When Jacob was born, he came out of the womb grabbing the heel of his twin brother Esau, so he was given the name Jacob because it resembles the Hebrew word for “heel” (Genesis 25:26). The name can also mean “deceiver”, a trait which defined much of his life as he grew. Esau mentions this when Jacob stole his birthright and blessing saying, “Is he not rightly named Jacob? For he has cheated me these two times (Genesis 27:36).”
God often changed a person’s name when making a covenant with them or when announcing something significant He was calling them to do. After the wresting match between Jacob and the angel of God, God changed his name to Israel, meaning “he strives with God”. It was a turning point in Jacob’s life and God gave him a new name as a result.
This is seen in the New Testament as well. The angel Gabriel commanded Mary to name her son Jesus because the name means “God saves”. Jesus gave Simon the new name Peter after he confessed that Jesus is the Christ. Peter means “rock” and his confession that Jesus is the Messiah is the rock that Jesus built the church on (Matthew 16:18).
There is a misconception that once Saul the pharisee was met by Jesus on the road to Damascus that his name was changed to Paul. Jesus first appeared to Saul in Acts 9:4 and he continued to be called Saul until Acts 13. There is nothing dramatic about the new name, just a brief statement: “But Saul, who was also called Paul, filled with the Holy Spirit… (Acts 13:9).”
Why is there nothing dramatic for Paul? The fact is that Saul was already known as Paul. Paul is the Roman form of the Hebrew name Saul and Acts 13 marks the beginning of Saul’s mission work to the Gentiles. It makes sense that he would be more commonly referred to as Paul since he would minister primarily to Gentiles. It would be like an American person named John being known as Juan in a Spanish-speaking country today.

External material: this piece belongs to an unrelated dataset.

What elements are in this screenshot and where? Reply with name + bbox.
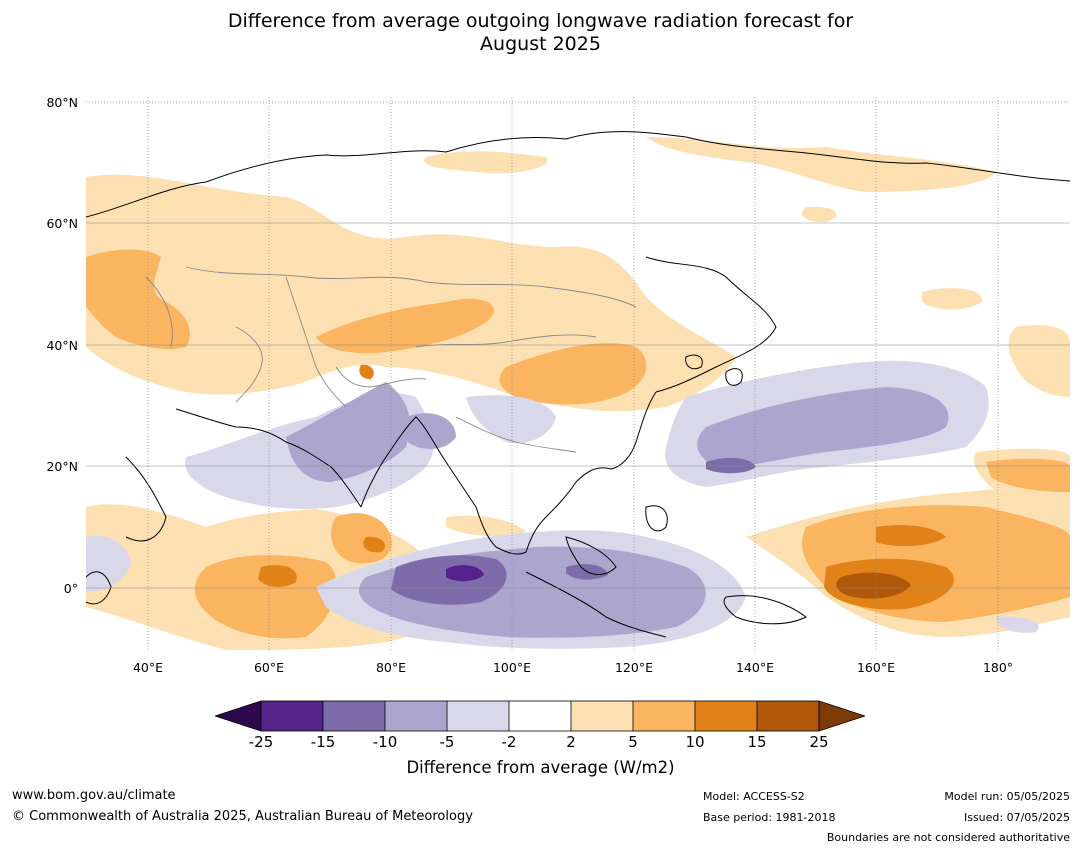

Paul did not get a new name, but he might have appreciated one. Before his encounter with Jesus, he “persecuted the church of God violently and tried to destroy it (Galatians 1:13).” It took years for people to stop running from Paul the persecutor and trust Paul the apostle.
You might feel the same way and ask God to give you a new name and not be associated with the person you once were. The good news is that if you are in Christ, you have something better than a new name, you have a new identity. Paul himself knew this saying, “Therefore, if anyone is in Christ, he is a new creation. The old has passed away; behold, the new has come (2 Corinthians 5:17).”
Praise be to the sovereign God who has given us eternal life and a new identity in His Son Jesus.